Ce qui nous intéresse, ce ne sont pas les profils, mais les dynamiques. Créer des ponts entre ces mondes, c’est là que se crée la vraie valeur.

CONGOPROFOND.NET : Quelles thématiques majeures seront abordées lors de cette édition ?

Estelle Essame : Nous avons choisi des thématiques à la fois tendances et stratégiques : la transformation digitale des entreprises, l’intelligence artificielle et les opportunités business dans le numérique.

Mais surtout, nous allons parler concret : cas réels, retours d’expérience et opportunités immédiates.

CONGOPROFOND.NET : Qu’est-ce qui distingue DIGI’TALK des autres rencontres sur le digital ?

Estelle Essame : Son positionnement hybride et orienté résultats. Ce n’est ni un événement institutionnel classique, ni une simple conférence.

C’est un format immersif, conçu pour favoriser des échanges directs, qualitatifs et stratégiques, avec un objectif clair : déboucher sur des collaborations concrètes.

CONGOPROFOND.NET : Quel impact concret attendez-vous pour les participants et les entreprises ?

Estelle Essame : DIGI’TALK doit générer des connexions stratégiques, faciliter l’accès à des opportunités business et accélérer la compréhension des enjeux digitaux.
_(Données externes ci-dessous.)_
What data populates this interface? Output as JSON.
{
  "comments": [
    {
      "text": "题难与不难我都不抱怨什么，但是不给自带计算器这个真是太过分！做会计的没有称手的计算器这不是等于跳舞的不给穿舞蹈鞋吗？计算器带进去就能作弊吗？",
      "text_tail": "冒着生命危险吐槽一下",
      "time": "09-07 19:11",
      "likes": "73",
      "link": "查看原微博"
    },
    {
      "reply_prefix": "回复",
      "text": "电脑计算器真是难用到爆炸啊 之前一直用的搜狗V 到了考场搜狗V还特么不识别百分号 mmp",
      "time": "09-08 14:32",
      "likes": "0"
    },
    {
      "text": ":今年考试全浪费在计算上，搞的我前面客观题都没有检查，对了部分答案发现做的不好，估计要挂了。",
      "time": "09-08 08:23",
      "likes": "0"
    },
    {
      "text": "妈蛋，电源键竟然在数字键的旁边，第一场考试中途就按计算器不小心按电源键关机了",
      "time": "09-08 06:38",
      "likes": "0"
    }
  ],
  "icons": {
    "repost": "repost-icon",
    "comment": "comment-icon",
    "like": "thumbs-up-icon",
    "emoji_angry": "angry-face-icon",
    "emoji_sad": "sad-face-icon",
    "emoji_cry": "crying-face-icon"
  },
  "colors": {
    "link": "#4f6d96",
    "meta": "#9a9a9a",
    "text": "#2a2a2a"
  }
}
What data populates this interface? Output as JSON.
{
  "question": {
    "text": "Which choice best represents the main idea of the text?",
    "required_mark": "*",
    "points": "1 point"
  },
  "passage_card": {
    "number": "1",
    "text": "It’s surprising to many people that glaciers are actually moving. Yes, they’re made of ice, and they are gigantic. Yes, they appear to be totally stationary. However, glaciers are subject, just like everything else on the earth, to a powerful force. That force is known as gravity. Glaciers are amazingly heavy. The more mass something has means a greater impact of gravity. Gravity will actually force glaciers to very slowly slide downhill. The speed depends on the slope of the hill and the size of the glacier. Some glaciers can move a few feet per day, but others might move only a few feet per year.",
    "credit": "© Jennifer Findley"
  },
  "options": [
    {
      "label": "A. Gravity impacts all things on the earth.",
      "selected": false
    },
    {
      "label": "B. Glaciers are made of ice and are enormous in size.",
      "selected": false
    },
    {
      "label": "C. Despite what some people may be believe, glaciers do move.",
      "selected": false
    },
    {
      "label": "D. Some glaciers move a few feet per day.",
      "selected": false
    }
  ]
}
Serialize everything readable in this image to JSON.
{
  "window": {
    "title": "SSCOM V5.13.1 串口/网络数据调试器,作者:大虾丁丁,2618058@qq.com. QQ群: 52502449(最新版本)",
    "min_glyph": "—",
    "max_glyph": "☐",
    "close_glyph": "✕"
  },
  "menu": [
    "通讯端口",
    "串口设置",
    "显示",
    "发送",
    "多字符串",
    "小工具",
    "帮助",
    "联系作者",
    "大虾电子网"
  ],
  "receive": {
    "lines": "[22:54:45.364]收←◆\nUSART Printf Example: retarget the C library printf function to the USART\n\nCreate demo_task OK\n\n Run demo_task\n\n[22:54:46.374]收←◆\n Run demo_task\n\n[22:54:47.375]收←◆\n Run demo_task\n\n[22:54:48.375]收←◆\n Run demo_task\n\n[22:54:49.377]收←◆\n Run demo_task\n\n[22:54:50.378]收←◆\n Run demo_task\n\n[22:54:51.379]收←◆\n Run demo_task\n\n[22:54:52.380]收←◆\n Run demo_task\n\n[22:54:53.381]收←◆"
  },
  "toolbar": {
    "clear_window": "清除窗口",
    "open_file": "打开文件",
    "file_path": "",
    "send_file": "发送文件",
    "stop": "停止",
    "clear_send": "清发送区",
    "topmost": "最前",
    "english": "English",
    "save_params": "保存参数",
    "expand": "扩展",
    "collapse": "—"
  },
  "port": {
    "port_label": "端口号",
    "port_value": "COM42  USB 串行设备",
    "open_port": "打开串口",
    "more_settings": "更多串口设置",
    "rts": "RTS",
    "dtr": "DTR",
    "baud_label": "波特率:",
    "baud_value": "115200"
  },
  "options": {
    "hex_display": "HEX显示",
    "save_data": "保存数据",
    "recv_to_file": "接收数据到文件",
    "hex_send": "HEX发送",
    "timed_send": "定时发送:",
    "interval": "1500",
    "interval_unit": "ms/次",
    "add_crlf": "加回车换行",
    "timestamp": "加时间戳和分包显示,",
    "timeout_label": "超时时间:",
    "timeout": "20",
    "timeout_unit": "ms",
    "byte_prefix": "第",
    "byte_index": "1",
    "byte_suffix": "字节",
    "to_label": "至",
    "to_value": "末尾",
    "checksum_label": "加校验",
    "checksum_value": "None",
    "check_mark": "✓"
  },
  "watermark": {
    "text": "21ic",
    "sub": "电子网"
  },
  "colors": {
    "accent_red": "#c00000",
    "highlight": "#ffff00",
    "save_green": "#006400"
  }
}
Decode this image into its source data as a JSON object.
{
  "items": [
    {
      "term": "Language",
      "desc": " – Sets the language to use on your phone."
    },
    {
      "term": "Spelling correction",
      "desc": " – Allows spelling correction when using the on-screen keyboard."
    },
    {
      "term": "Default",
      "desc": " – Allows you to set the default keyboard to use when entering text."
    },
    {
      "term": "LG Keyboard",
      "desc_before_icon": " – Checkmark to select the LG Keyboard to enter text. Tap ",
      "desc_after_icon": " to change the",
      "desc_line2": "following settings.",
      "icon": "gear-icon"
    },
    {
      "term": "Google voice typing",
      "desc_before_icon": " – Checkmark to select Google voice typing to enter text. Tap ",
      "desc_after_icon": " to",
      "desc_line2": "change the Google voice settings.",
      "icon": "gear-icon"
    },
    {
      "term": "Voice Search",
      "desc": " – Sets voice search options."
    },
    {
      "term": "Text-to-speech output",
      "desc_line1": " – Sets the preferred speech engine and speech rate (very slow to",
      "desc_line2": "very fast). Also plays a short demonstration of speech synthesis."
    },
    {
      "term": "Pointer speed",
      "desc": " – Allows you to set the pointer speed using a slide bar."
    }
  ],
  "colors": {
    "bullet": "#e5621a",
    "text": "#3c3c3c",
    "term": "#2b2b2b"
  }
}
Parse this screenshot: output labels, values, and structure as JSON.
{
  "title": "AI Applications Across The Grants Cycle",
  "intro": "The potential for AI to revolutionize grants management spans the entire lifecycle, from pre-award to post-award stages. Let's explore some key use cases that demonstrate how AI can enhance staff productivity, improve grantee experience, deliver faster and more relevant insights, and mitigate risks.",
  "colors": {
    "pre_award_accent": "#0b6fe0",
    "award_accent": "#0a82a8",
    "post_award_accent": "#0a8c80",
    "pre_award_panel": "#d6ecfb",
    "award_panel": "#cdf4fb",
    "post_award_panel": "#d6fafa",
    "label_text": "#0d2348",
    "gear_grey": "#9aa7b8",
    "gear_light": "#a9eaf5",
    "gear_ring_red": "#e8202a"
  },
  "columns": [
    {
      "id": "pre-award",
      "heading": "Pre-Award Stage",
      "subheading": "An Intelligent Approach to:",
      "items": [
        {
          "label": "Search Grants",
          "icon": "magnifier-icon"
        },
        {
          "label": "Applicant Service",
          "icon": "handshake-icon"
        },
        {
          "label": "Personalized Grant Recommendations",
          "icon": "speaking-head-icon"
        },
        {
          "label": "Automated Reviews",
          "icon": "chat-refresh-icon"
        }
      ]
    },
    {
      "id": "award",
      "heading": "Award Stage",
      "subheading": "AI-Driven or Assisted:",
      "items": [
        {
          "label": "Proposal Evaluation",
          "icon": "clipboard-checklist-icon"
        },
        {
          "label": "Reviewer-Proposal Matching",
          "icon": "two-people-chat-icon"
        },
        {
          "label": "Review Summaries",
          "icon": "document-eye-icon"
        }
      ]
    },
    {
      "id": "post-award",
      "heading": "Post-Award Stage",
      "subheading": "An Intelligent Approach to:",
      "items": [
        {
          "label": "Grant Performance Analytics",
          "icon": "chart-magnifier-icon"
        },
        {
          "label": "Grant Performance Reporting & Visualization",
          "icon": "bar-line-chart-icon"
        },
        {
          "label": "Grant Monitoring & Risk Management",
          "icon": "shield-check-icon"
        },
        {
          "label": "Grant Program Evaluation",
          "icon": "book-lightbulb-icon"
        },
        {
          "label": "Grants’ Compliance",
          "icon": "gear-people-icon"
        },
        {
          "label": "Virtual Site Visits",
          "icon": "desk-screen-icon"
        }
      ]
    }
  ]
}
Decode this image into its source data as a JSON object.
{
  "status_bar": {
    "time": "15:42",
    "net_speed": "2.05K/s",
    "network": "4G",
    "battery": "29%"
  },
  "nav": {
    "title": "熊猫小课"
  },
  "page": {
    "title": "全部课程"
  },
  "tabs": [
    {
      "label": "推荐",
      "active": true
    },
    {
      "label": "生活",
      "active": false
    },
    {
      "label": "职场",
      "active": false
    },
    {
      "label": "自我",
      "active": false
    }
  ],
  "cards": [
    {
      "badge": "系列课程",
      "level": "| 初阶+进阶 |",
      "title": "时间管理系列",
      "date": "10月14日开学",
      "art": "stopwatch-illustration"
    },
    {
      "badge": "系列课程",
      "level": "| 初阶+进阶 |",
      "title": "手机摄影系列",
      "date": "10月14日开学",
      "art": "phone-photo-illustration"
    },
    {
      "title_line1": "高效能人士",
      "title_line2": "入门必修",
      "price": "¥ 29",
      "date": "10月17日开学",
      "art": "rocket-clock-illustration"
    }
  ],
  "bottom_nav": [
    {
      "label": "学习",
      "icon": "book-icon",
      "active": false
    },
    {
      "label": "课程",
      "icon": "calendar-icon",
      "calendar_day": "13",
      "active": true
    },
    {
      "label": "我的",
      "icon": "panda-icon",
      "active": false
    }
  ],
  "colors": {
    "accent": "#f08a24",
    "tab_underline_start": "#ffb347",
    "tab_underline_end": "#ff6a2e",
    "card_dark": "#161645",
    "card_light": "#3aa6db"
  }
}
Pour les entreprises, c’est un levier de veille et de développement. Pour les participants, un accès à des réseaux qualifiés et à des insights de haut niveau.

Notre objectif est clair : créer de la valeur tangible.

CONGOPROFOND.NET : Quels conseils donneriez-vous aux entreprises qui hésitent encore à amorcer leur transformation digitale ?

Estelle Essame : Le principal risque aujourd’hui, c’est l’inaction.

La transformation digitale doit être progressive, structurée et alignée sur les objectifs business. Il ne s’agit pas de tout transformer, mais de prioriser les leviers à fort impact.

Il est aussi essentiel de s’entourer des bonnes expertises et d’adopter une culture d’adaptation continue.

CONGOPROFOND.NET : Quelles tendances digitales marqueront les prochaines années en Afrique ?

Estelle Essame : L’intelligence artificielle va accélérer beaucoup de choses. En parallèle, la cybersécurité deviendra critique.

Je crois également à la montée des solutions africaines, pensées pour nos réalités. Nous allons passer progressivement d’un modèle d’adoption à un modèle de création.

CONGOPROFOND.NET : Comment les jeunes et les startups peuvent-ils tirer parti de cette dynamique ?

Estelle Essame : Les opportunités sont considérables. Ils doivent se positionner rapidement, développer des compétences solides et miser sur la collaboration.

Des plateformes comme DIGI’TALK leur permettent de gagner en visibilité, de rencontrer des partenaires et d’accélérer leur croissance.

CONGOPROFOND.NET : Pourquoi faut-il absolument participer à DIGI’TALK Douala 2026 ?

Estelle Essame : Parce que DIGI’TALK est un catalyseur d’opportunités.

C’est un espace où se rencontrent les acteurs qui façonnent l’avenir du digital en Afrique centrale. En une seule expérience, les participants accèdent à un réseau qualifié, à des insights stratégiques et à des opportunités concrètes.

C’est un rendez-vous à forte valeur ajoutée.

CONGOPROFOND.NET : Un dernier message aux acteurs du numérique et aux décideurs africains ?

Estelle Essame : Nous sommes à un tournant décisif. L’Afrique ne peut plus se contenter d’être un marché de consommation technologique.

Elle doit s’affirmer comme un acteur de création, d’innovation et de production de solutions adaptées à ses réalités.

Cela exige une mobilisation collective : institutions, secteur privé, talents et entrepreneurs.

C’est à ce prix que nous construirons une Afrique qui ne subit pas la transformation digitale, mais qui la façonne.